The right answer depends on the workforce. A young, healthy population that would benefit from long-term savings may prefer HSA compatibility. A population with chronic conditions or upcoming medical events benefits more from the flexibility of an over-funded ICHRA with unrestricted plan choice. Many employers find that offering ICHRA overfunding as the default, while allowing employees to voluntarily select HSA-eligible plans, provides the best of both approaches.
No mitigation strategy makes ICHRA identical to a group plan. The fundamental structures differ: individual market plans are underwritten by age and geography, group plans pool risk across the employee population, and the regulatory frameworks governing each differ in terms of protections and limitations.
What these strategies do is narrow the practical gap to the point where the difference is manageable — and in many cases, where the advantages of ICHRA (choice, portability, budget predictability, multi-state coverage) outweigh the remaining differences in catastrophic protection.

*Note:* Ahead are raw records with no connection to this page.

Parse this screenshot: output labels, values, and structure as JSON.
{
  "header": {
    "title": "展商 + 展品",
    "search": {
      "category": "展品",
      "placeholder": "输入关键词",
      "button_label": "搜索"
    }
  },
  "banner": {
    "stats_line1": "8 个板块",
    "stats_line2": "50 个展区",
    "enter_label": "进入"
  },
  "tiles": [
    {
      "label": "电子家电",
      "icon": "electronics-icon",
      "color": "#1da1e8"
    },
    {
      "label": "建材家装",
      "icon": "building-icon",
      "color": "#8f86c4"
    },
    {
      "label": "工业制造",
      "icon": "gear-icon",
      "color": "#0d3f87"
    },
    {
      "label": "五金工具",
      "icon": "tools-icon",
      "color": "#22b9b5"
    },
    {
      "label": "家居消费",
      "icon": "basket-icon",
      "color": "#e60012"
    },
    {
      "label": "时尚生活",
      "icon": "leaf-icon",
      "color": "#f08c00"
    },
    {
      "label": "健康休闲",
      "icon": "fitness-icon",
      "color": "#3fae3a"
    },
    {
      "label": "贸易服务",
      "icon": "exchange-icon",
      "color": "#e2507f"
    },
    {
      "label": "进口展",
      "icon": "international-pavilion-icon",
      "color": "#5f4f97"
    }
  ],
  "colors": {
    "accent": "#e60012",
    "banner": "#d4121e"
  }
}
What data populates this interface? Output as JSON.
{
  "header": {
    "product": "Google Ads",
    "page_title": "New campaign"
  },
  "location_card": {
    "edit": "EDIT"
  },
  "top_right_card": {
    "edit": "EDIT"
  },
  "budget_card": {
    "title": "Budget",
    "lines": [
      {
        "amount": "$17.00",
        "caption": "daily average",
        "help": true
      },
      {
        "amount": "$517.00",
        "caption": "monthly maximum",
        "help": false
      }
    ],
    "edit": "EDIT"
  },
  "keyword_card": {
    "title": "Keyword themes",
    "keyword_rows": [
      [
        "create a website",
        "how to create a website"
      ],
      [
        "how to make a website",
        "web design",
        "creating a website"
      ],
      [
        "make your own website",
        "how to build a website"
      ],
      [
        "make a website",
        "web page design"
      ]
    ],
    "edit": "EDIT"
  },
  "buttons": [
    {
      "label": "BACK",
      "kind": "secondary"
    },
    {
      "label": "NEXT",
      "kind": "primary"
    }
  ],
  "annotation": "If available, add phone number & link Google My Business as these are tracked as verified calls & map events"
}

The right strategy depends on the employer's priorities. An employer who values cost control above all else may implement a basic ICHRA at 100 percent of baseline and accept the OOP gap as the price of savings. An employer who values employee retention and satisfaction may over-fund to match the group plan's protection level, accepting higher costs for the flexibility and choice ICHRA provides. And an employer with family-heavy demographics may find that the dependent subsidy strategy alone justifies the transition, even if every other factor is neutral.
The broker's role is to model all of these scenarios honestly, present the trade-offs without salesmanship, and let the employer make the decision that fits their workforce and their values. ICHRA is a powerful tool. But like any tool, its value depends entirely on how thoughtfully it is used.